REVOLUTION IN THE CINEMA--screamed the Paris-Presse. Le Parisien Libere went one better: MOVIES IN BLACK AND WHITE ARE DEAD.
The subject of such superheated ban-nerlines last week was a new colored movie process called Rouxcolor. Though hardly as colossal as the excitable French puffs made out, the first Rouxcolor films made moviemen sit up & take notice. To many they seemed sharper and more nearly faithful to natural color values than Technicolor itself. Furthermore, Rouxcolor is an impressive cost-cutter: it can be made with an ordinary black& -white camera equipped with a special lens--at about the same cost as black-&-white film.
Four in One. Two brothers, Armand and Lucien Roux, both opticians, have spent 17 years at the process, working in their fifth-floor laboratory in a drab building on the Left Bank. Fortnight ago they invited famed Writer-Producer Marcel Pagnol to see some test shots. Greatly excited by what he saw, Pagnol (The Baker's Wife, The Welldigger's Daughter) asked to take some color shots of his own. They turned out so well that he decided to shelve the black-&-white film on Franz Schubert (La Belle Meuniere) which he had just finished, and shoot it over again in Rouxcolor. When he releases the color film next September, he expects to make "screen history."
The secret of Rouxcolor is a lens which is divided into four parts, each with a filter for a different color (red, yellow, green, blue). The four-in-one lens "decomposes" light, making four different images on the film. (A gadget prevents distortion of the images in relation to each other.) When projected through a similar lens, the four-color images are "recomposed" into one color picture. The color of the projected image on the screen is given, not by the film as in other processes, but by the four-in-one lens through which the black-&-white film is projected.

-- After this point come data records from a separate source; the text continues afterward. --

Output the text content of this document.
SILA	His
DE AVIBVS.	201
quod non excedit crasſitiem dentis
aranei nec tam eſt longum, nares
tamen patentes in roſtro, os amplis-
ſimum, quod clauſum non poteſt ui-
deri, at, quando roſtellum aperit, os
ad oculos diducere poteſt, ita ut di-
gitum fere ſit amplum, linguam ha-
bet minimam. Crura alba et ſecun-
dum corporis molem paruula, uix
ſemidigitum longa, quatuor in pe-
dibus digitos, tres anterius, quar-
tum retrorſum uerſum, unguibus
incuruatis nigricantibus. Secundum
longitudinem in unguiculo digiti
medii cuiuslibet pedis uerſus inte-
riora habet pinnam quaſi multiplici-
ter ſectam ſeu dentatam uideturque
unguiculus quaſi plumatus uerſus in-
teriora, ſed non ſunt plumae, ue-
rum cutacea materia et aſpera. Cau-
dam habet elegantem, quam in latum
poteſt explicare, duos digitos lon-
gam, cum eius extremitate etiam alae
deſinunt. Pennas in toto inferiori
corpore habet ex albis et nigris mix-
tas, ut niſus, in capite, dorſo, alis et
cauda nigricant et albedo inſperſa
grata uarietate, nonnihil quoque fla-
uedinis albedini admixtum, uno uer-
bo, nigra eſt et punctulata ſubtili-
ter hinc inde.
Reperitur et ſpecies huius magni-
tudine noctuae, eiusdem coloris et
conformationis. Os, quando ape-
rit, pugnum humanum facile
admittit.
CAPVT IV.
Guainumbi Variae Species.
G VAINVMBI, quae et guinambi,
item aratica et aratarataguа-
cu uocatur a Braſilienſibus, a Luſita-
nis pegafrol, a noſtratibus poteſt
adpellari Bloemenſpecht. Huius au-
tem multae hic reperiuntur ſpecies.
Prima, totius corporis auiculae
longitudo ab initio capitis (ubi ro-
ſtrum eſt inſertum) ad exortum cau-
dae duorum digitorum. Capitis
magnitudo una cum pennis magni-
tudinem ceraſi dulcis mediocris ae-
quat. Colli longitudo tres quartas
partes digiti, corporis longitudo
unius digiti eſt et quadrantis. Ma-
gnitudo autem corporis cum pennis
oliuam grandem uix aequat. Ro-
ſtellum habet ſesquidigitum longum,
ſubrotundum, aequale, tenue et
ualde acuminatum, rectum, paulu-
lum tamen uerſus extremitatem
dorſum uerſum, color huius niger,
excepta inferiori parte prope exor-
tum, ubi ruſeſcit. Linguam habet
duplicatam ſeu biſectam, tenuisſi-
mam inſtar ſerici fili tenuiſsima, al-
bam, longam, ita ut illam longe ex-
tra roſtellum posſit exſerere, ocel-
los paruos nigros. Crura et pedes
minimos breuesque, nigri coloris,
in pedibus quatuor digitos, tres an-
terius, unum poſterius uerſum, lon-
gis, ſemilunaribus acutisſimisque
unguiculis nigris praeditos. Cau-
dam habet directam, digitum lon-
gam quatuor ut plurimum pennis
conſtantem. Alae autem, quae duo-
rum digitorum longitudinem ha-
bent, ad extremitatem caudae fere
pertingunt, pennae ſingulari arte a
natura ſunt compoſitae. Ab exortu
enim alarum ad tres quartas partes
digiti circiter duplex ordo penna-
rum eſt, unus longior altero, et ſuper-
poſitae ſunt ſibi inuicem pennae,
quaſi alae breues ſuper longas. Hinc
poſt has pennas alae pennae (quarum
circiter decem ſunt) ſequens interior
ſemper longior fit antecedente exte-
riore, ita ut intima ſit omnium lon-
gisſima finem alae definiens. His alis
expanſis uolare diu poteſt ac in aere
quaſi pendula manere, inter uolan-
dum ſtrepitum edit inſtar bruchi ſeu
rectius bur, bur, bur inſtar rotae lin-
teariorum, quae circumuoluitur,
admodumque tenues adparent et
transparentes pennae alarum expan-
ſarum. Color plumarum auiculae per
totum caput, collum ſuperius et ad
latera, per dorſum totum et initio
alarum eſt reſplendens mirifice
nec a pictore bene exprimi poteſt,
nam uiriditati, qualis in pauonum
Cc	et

'No Sale. Rouxcolor, the inventors say, can be filmed simply by attaching their four-in-one photo lens (a matter of two minutes) to a black-&-white camera, and shooting with black-&-white film. Projection is just as easy. Laboratories can process the film as if it were black-&-white, thus bypass the costly printing of color film.
The Roux brothers do not plan to sell equipment. They expect to rent lenses to producers and moviehouses, hope to have all France supplied in two years. Except for a few first-run moviehouses in major cities, the U.S. will have to wait its turn.
To Hollywood, which has spent millions in its quest for a simple, inexpensive color process, the invention of the Roux brothers seemed too good to be true. Moviemakers had seen too many processes come & go to get excited. But research cameramen have long worked to perfect a process in which the lens and not the film would be the principal color agent. Up to now, experiments with such lenses have not worked out commercially. Hollywood wanted to hear more.